Pour ce faire, le candidat communiste à l’élection présidentielle « assume pleinement de revenir à une économie dirigée et planifiée. Sur le plateau de la matinale de Public Sénat, spéciale présidentielle, il annonce une nouvelle mesure de son programme à destination des TPE et PME. « C’est la proposition d’un prêt bonifié à taux négatif. C’est comme le PGE (prêt garantit par l’Etat) sauf que les entreprises, lorsqu’elles solliciteront ce prêt, elles n’en rembourseront pas la totalité ».

En contrepartie, les dirigeants de ces entreprises devront « s’engager à maintenir l’activité, à augmenter les salaires, à investir », liste-t-il.

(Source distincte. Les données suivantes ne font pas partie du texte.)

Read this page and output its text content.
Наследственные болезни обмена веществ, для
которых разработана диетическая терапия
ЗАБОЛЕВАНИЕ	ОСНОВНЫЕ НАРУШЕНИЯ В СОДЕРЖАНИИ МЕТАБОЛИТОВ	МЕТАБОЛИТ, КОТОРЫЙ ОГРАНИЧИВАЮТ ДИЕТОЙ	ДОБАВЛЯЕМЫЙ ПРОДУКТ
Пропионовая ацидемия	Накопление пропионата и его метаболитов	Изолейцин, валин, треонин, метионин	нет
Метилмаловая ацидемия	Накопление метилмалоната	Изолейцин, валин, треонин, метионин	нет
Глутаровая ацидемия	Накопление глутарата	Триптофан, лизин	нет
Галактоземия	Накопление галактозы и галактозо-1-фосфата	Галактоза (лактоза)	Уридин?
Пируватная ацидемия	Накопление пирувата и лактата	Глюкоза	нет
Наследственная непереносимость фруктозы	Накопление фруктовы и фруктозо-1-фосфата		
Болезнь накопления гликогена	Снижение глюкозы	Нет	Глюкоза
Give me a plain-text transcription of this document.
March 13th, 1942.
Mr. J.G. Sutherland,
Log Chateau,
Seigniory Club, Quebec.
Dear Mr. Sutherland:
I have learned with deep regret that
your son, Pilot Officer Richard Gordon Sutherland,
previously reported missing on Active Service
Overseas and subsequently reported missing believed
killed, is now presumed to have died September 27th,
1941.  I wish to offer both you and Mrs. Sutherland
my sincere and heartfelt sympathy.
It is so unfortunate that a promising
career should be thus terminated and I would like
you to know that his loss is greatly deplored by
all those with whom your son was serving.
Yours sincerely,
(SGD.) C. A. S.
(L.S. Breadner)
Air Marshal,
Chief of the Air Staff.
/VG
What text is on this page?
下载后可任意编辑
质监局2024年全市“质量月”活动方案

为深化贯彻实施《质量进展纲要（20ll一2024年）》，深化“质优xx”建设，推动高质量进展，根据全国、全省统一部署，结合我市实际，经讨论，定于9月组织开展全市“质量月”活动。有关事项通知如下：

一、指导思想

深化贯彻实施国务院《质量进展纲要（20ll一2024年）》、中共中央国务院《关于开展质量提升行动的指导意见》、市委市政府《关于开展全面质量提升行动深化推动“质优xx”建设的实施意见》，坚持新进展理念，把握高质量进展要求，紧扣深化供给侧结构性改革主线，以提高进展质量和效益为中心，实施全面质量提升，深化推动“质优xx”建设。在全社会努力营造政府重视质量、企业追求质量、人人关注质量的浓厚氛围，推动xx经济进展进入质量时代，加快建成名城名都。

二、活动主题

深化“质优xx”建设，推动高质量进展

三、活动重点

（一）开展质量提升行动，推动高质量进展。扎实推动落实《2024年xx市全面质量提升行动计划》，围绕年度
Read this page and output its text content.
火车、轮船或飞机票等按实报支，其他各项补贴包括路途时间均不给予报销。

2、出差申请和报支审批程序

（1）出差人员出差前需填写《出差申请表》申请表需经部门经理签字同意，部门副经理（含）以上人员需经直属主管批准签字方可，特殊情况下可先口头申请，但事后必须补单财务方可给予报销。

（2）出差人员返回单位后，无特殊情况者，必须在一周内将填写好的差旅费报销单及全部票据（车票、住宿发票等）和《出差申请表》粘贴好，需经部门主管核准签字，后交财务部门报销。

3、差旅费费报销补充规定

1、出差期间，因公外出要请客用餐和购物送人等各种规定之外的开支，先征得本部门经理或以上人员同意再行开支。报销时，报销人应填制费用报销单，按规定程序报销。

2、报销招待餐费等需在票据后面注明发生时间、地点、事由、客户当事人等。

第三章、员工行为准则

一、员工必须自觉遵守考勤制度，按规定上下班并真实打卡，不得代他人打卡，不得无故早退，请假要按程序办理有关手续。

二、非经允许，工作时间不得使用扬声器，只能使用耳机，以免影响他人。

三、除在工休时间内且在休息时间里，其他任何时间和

Les entreprises pourront faire cette demande de prêt auprès d’une banque publique « et l’Etat s’engage à l’accompagner et même à rajouter de l’argent » pour que les entreprises n’aient pas à en rembourser la totalité « donc c’est un prêt à taux négatif ».

Fabien Roussel chiffre cette mesure à 200 milliards. En comparaison, il rappelle que les entreprises ont déjà consommé 160 milliards de PGE. « Moi, je suis aussi ambitieux » […] « On va remettre de l’essence dans le moteur de l’économie », s’enthousiasme-t-il.